It was an inflection point. “I felt like in order to do my job well I had to put my empathy in a box,” Bjerke said. Not anymore.
He’s one of many lawyers who look at the injury to the plaintiff and also to the damage to society if the wrong isn’t compensated appropriately, such as by providing a charitable donation or remedial action. For example, where a 4-year-old sustained a brain injury through faulty playground equipment at a national day care center, the family took less money so that the defendants would cure the playground problems. They followed up and received the experts reports on the playground and confirmation that the fixes had been made.
The clients were the “salt of the earth,” Bjerke said. Their biggest goal was to prevent other injuries.
Right now, the restrictions on the District Courts due to COVID have made settling cases or moving them toward trial very difficult. The absence of trial dates has made some insurers reluctant to negotiate, he said. “We’re just sitting here waiting for the dam to break,” Bjerke said.
But Bjerke does not blame defense lawyers. “I think it’s hard on defense lawyers. They are frustrated.” Bjerke and others at his firm, TSR Injury Lawyers, are committed to exploring actions against insurance companies who act in bad faith.
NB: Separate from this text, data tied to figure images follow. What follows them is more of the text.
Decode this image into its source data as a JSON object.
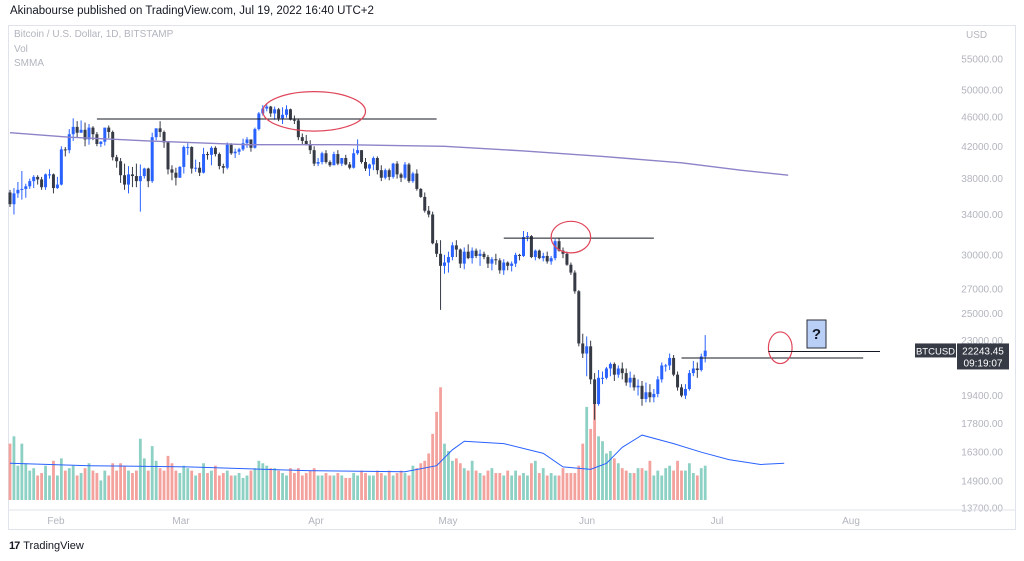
{
  "header": {
    "text": "Akinabourse published on TradingView.com, Jul 19, 2022 16:40 UTC+2"
  },
  "legend": {
    "symbol": "Bitcoin / U.S. Dollar, 1D, BITSTAMP",
    "vol": "Vol",
    "smma": "SMMA"
  },
  "footer": {
    "brand": "TradingView",
    "logo": "17"
  },
  "price_label": {
    "ticker": "BTCUSD",
    "price": "22243.45",
    "countdown": "09:19:07"
  },
  "annotation": {
    "text": "?"
  },
  "colors": {
    "up": "#2962ff",
    "down": "#363a45",
    "smma": "#8c83c8",
    "vol_up": "#8dd0c4",
    "vol_down": "#f3a29e",
    "vol_ma": "#2962ff",
    "circle": "#e0465a"
  },
  "chart_data": {
    "type": "candlestick",
    "y_axis": {
      "unit": "USD",
      "scale": "log",
      "ticks": [
        55000,
        50000,
        46000,
        42000,
        38000,
        34000,
        30000,
        27000,
        25000,
        23000,
        19400,
        17800,
        16300,
        14900,
        13700
      ],
      "tick_labels": [
        "55000.00",
        "50000.00",
        "46000.00",
        "42000.00",
        "38000.00",
        "34000.00",
        "30000.00",
        "27000.00",
        "25000.00",
        "23000.00",
        "19400.00",
        "17800.00",
        "16300.00",
        "14900.00",
        "13700.00"
      ]
    },
    "x_axis": {
      "ticks": [
        "Feb",
        "Mar",
        "Apr",
        "May",
        "Jun",
        "Jul",
        "Aug"
      ]
    },
    "start_date": "2022-01-22",
    "ohlc": [
      [
        36400,
        36700,
        34800,
        35100
      ],
      [
        35100,
        36900,
        34000,
        36300
      ],
      [
        36300,
        37600,
        35800,
        36700
      ],
      [
        36700,
        38900,
        35600,
        36800
      ],
      [
        36800,
        37400,
        35800,
        37100
      ],
      [
        37100,
        38000,
        36800,
        37700
      ],
      [
        37700,
        38400,
        36900,
        38200
      ],
      [
        38200,
        38400,
        37300,
        37900
      ],
      [
        37900,
        38200,
        36700,
        37000
      ],
      [
        37000,
        38600,
        36700,
        38500
      ],
      [
        38500,
        39100,
        38000,
        38500
      ],
      [
        38500,
        38600,
        36300,
        36900
      ],
      [
        36900,
        38200,
        36800,
        37300
      ],
      [
        37300,
        42000,
        37200,
        41600
      ],
      [
        41600,
        41900,
        40700,
        41500
      ],
      [
        41500,
        44300,
        41100,
        43600
      ],
      [
        43600,
        45800,
        42700,
        44600
      ],
      [
        44600,
        45400,
        43200,
        43800
      ],
      [
        43800,
        45500,
        43800,
        44200
      ],
      [
        44200,
        45200,
        42000,
        42900
      ],
      [
        42900,
        45000,
        42200,
        44500
      ],
      [
        44500,
        44700,
        42800,
        43600
      ],
      [
        43600,
        43900,
        42000,
        42300
      ],
      [
        42300,
        42700,
        41900,
        42600
      ],
      [
        42600,
        44400,
        42100,
        44500
      ],
      [
        44500,
        44800,
        43100,
        43900
      ],
      [
        43900,
        44100,
        40200,
        40600
      ],
      [
        40600,
        40900,
        39300,
        40100
      ],
      [
        40100,
        40500,
        37500,
        38400
      ],
      [
        38400,
        39800,
        36700,
        37300
      ],
      [
        37300,
        39500,
        36300,
        38500
      ],
      [
        38500,
        39400,
        37000,
        38300
      ],
      [
        38300,
        39800,
        37000,
        37700
      ],
      [
        37700,
        39700,
        34300,
        38300
      ],
      [
        38300,
        39300,
        38000,
        39200
      ],
      [
        39200,
        39300,
        37000,
        37700
      ],
      [
        37700,
        43800,
        37500,
        43200
      ],
      [
        43200,
        44400,
        42800,
        44400
      ],
      [
        44400,
        45400,
        43200,
        43900
      ],
      [
        43900,
        44100,
        41800,
        42500
      ],
      [
        42500,
        42700,
        38500,
        39100
      ],
      [
        39100,
        39600,
        37800,
        38700
      ],
      [
        38700,
        39300,
        37200,
        38100
      ],
      [
        38100,
        39500,
        38100,
        39400
      ],
      [
        39400,
        42100,
        38600,
        41900
      ],
      [
        41900,
        42400,
        40900,
        41900
      ],
      [
        41900,
        42000,
        38600,
        39200
      ],
      [
        39200,
        40300,
        38800,
        39300
      ],
      [
        39300,
        40000,
        38300,
        38700
      ],
      [
        38700,
        41800,
        38600,
        41000
      ],
      [
        41000,
        41300,
        40300,
        40900
      ],
      [
        40900,
        42000,
        39600,
        41800
      ],
      [
        41800,
        42000,
        40700,
        41000
      ],
      [
        41000,
        41200,
        39100,
        39500
      ],
      [
        39500,
        39800,
        38600,
        39300
      ],
      [
        39300,
        42500,
        39100,
        42200
      ],
      [
        42200,
        42400,
        40900,
        41100
      ],
      [
        41100,
        41700,
        40500,
        41300
      ],
      [
        41300,
        41800,
        40900,
        41600
      ],
      [
        41600,
        43000,
        41400,
        42400
      ],
      [
        42400,
        43200,
        41800,
        42900
      ],
      [
        42900,
        42900,
        41300,
        41800
      ],
      [
        41800,
        44500,
        41700,
        44300
      ],
      [
        44300,
        46700,
        44100,
        46500
      ],
      [
        46500,
        47700,
        46200,
        47200
      ],
      [
        47200,
        47800,
        46800,
        47500
      ],
      [
        47500,
        47600,
        46000,
        46500
      ],
      [
        46500,
        47500,
        45600,
        47100
      ],
      [
        47100,
        47300,
        45400,
        45800
      ],
      [
        45800,
        47400,
        45000,
        46300
      ],
      [
        46300,
        47700,
        45900,
        47100
      ],
      [
        47100,
        47200,
        45500,
        45600
      ],
      [
        45600,
        46200,
        45000,
        45500
      ],
      [
        45500,
        45700,
        42800,
        43200
      ],
      [
        43200,
        43700,
        42200,
        42700
      ],
      [
        42700,
        43500,
        42100,
        42300
      ],
      [
        42300,
        42800,
        41000,
        41500
      ],
      [
        41500,
        42000,
        39500,
        39800
      ],
      [
        39800,
        40500,
        39500,
        40000
      ],
      [
        40000,
        41300,
        39700,
        41100
      ],
      [
        41100,
        41500,
        39800,
        40000
      ],
      [
        40000,
        40200,
        39400,
        39600
      ],
      [
        39600,
        41300,
        39600,
        41000
      ],
      [
        41000,
        41500,
        39600,
        39800
      ],
      [
        39800,
        40500,
        39500,
        40500
      ],
      [
        40500,
        40900,
        39600,
        39700
      ],
      [
        39700,
        40000,
        39100,
        39300
      ],
      [
        39300,
        41700,
        39200,
        41100
      ],
      [
        41100,
        42900,
        40900,
        41500
      ],
      [
        41500,
        41500,
        39800,
        40000
      ],
      [
        40000,
        40500,
        38900,
        39200
      ],
      [
        39200,
        39800,
        38300,
        39700
      ],
      [
        39700,
        40700,
        39000,
        40500
      ],
      [
        40500,
        40700,
        38500,
        39000
      ],
      [
        39000,
        39600,
        37700,
        38100
      ],
      [
        38100,
        39200,
        37900,
        39000
      ],
      [
        39000,
        39200,
        37800,
        38200
      ],
      [
        38200,
        39900,
        38000,
        39800
      ],
      [
        39800,
        40100,
        38000,
        38500
      ],
      [
        38500,
        38700,
        37600,
        38100
      ],
      [
        38100,
        40000,
        37900,
        39700
      ],
      [
        39700,
        39900,
        37500,
        37700
      ],
      [
        37700,
        38800,
        37500,
        38600
      ],
      [
        38600,
        39100,
        36600,
        36800
      ],
      [
        36800,
        36900,
        35800,
        35900
      ],
      [
        35900,
        36400,
        34200,
        34400
      ],
      [
        34400,
        34900,
        33700,
        34000
      ],
      [
        34000,
        34300,
        31000,
        31100
      ],
      [
        31100,
        31400,
        29800,
        30100
      ],
      [
        30100,
        31400,
        25300,
        29000
      ],
      [
        29000,
        30000,
        28300,
        29300
      ],
      [
        29300,
        30300,
        28400,
        29800
      ],
      [
        29800,
        31200,
        29500,
        30900
      ],
      [
        30900,
        31400,
        29800,
        30500
      ],
      [
        30500,
        30600,
        28800,
        29200
      ],
      [
        29200,
        30700,
        28700,
        30300
      ],
      [
        30300,
        31000,
        29600,
        29700
      ],
      [
        29700,
        30700,
        29200,
        30400
      ],
      [
        30400,
        30600,
        29700,
        29900
      ],
      [
        29900,
        30500,
        29000,
        30100
      ],
      [
        30100,
        30300,
        29600,
        29800
      ],
      [
        29800,
        30000,
        28800,
        29200
      ],
      [
        29200,
        29800,
        28600,
        29600
      ],
      [
        29600,
        30100,
        29100,
        29500
      ],
      [
        29500,
        29700,
        28300,
        28600
      ],
      [
        28600,
        29600,
        28200,
        29300
      ],
      [
        29300,
        29400,
        28600,
        29000
      ],
      [
        29000,
        29400,
        28500,
        29200
      ],
      [
        29200,
        30200,
        28900,
        30000
      ],
      [
        30000,
        30100,
        29500,
        29900
      ],
      [
        29900,
        32300,
        29800,
        31700
      ],
      [
        31700,
        32200,
        31300,
        31800
      ],
      [
        31800,
        31900,
        29700,
        29800
      ],
      [
        29800,
        30500,
        29500,
        30400
      ],
      [
        30400,
        30500,
        29600,
        29700
      ],
      [
        29700,
        30200,
        29400,
        29900
      ],
      [
        29900,
        30300,
        29200,
        29400
      ],
      [
        29400,
        29900,
        29100,
        29700
      ],
      [
        29700,
        31500,
        29500,
        31300
      ],
      [
        31300,
        31600,
        30300,
        30400
      ],
      [
        30400,
        30700,
        29700,
        30100
      ],
      [
        30100,
        30300,
        29000,
        29100
      ],
      [
        29100,
        29300,
        28200,
        28400
      ],
      [
        28400,
        28600,
        26600,
        26800
      ],
      [
        26800,
        26900,
        22600,
        22800
      ],
      [
        22800,
        23500,
        21800,
        22100
      ],
      [
        22100,
        23300,
        20600,
        22600
      ],
      [
        22600,
        23000,
        20100,
        20400
      ],
      [
        20400,
        20800,
        18000,
        18900
      ],
      [
        18900,
        21000,
        18800,
        20500
      ],
      [
        20500,
        20900,
        20100,
        20500
      ],
      [
        20500,
        21200,
        20400,
        21100
      ],
      [
        21100,
        21500,
        20600,
        21400
      ],
      [
        21400,
        21500,
        20300,
        20700
      ],
      [
        20700,
        21300,
        20500,
        21100
      ],
      [
        21100,
        21500,
        20400,
        20800
      ],
      [
        20800,
        21100,
        20000,
        20200
      ],
      [
        20200,
        20900,
        19900,
        20500
      ],
      [
        20500,
        20700,
        19700,
        19900
      ],
      [
        19900,
        20400,
        19400,
        20000
      ],
      [
        20000,
        20300,
        18800,
        19200
      ],
      [
        19200,
        20200,
        19000,
        19600
      ],
      [
        19600,
        20100,
        19000,
        19300
      ],
      [
        19300,
        19800,
        19000,
        19500
      ],
      [
        19500,
        20600,
        19300,
        20400
      ],
      [
        20400,
        21500,
        20200,
        21300
      ],
      [
        21300,
        21400,
        20900,
        21300
      ],
      [
        21300,
        22100,
        21000,
        21800
      ],
      [
        21800,
        22000,
        20600,
        20700
      ],
      [
        20700,
        20900,
        19700,
        19900
      ],
      [
        19900,
        20100,
        19300,
        19400
      ],
      [
        19400,
        20100,
        19200,
        19800
      ],
      [
        19800,
        21000,
        19700,
        20800
      ],
      [
        20800,
        21600,
        20600,
        21100
      ],
      [
        21100,
        21500,
        20500,
        21000
      ],
      [
        21000,
        22100,
        20900,
        21900
      ],
      [
        21900,
        23400,
        21500,
        22300
      ]
    ],
    "volume": [
      2.3,
      2.6,
      1.4,
      2.3,
      1.5,
      1.2,
      1.3,
      1.0,
      1.1,
      1.4,
      1.0,
      1.6,
      1.0,
      1.7,
      1.2,
      1.3,
      1.4,
      1.0,
      1.1,
      1.3,
      1.5,
      1.2,
      1.1,
      0.8,
      1.2,
      1.0,
      1.5,
      1.2,
      1.5,
      1.4,
      1.2,
      1.1,
      1.2,
      2.5,
      1.7,
      1.2,
      2.2,
      1.6,
      1.3,
      1.2,
      1.8,
      1.5,
      1.2,
      1.1,
      1.4,
      1.3,
      1.2,
      1.0,
      1.1,
      1.5,
      1.1,
      1.2,
      1.4,
      1.0,
      1.1,
      1.2,
      1.0,
      1.0,
      1.1,
      0.9,
      1.0,
      1.2,
      1.3,
      1.6,
      1.5,
      1.4,
      1.3,
      1.3,
      1.2,
      1.1,
      1.0,
      1.3,
      1.1,
      1.3,
      1.0,
      1.1,
      1.2,
      1.3,
      1.0,
      1.0,
      1.1,
      1.0,
      1.0,
      1.1,
      1.0,
      0.9,
      0.9,
      1.1,
      1.0,
      1.2,
      1.1,
      1.0,
      1.0,
      1.2,
      1.1,
      1.0,
      1.2,
      1.0,
      1.1,
      1.2,
      1.1,
      1.0,
      1.4,
      1.3,
      1.5,
      1.6,
      1.9,
      2.7,
      3.6,
      4.6,
      2.3,
      2.0,
      1.6,
      1.7,
      1.5,
      1.3,
      1.2,
      1.6,
      1.2,
      1.1,
      1.0,
      1.2,
      1.3,
      1.1,
      1.1,
      1.0,
      1.2,
      1.0,
      1.2,
      1.0,
      1.1,
      1.0,
      1.5,
      1.6,
      1.1,
      1.3,
      1.0,
      1.1,
      1.0,
      1.0,
      1.3,
      1.1,
      1.1,
      1.1,
      1.4,
      2.3,
      3.8,
      2.9,
      4.1,
      2.6,
      2.4,
      1.9,
      2.0,
      1.7,
      1.5,
      1.3,
      1.2,
      1.1,
      1.1,
      1.3,
      1.3,
      1.2,
      1.6,
      1.0,
      1.2,
      1.0,
      1.3,
      1.4,
      1.2,
      1.6,
      1.2,
      1.2,
      1.5,
      1.1,
      1.0,
      1.3,
      1.4,
      1.8,
      1.2
    ],
    "smma": [
      [
        0,
        43800
      ],
      [
        15,
        43200
      ],
      [
        35,
        42700
      ],
      [
        60,
        42200
      ],
      [
        85,
        42200
      ],
      [
        110,
        42000
      ],
      [
        130,
        41400
      ],
      [
        150,
        40700
      ],
      [
        170,
        39900
      ],
      [
        185,
        39000
      ],
      [
        197,
        38400
      ]
    ],
    "vol_ma": [
      [
        0,
        1.5
      ],
      [
        20,
        1.4
      ],
      [
        45,
        1.35
      ],
      [
        75,
        1.2
      ],
      [
        100,
        1.15
      ],
      [
        108,
        1.4
      ],
      [
        112,
        2.05
      ],
      [
        115,
        2.4
      ],
      [
        125,
        2.3
      ],
      [
        135,
        1.9
      ],
      [
        140,
        1.35
      ],
      [
        147,
        1.25
      ],
      [
        151,
        1.5
      ],
      [
        155,
        2.15
      ],
      [
        160,
        2.65
      ],
      [
        168,
        2.3
      ],
      [
        175,
        1.95
      ],
      [
        182,
        1.65
      ],
      [
        190,
        1.45
      ],
      [
        196,
        1.5
      ]
    ],
    "resistance_lines": [
      {
        "price": 45700,
        "x_start": 22,
        "x_end": 108
      },
      {
        "price": 31600,
        "x_start": 125,
        "x_end": 163
      },
      {
        "price": 21800,
        "x_start": 170,
        "x_end": 216
      }
    ],
    "circles": [
      {
        "center_index": 77,
        "price": 46800,
        "rx": 13,
        "ry": 5
      },
      {
        "center_index": 142,
        "price": 31700,
        "rx": 5,
        "ry": 4
      },
      {
        "center_index": 195,
        "price": 22500,
        "rx": 3,
        "ry": 4
      }
    ],
    "last_price": 22243.45
  }
}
Bjerke now has 15 trials scheduled for when the courts open to civil jury trials again. One is a serious brain injury a man suffered at a power plant. He was up in the air on a scissors lift near a garage door when someone opened the door, knocking the man to the concrete ground. He is blind and requires 24-7 care at a cost of $60,000 per month. That is set for mediation soon, with a May trial date.
Despite COVID challenges, Bjerke is pleased with the move from the defense side to the plaintiff’s. “I’m so happy. I’m so happy,” he said.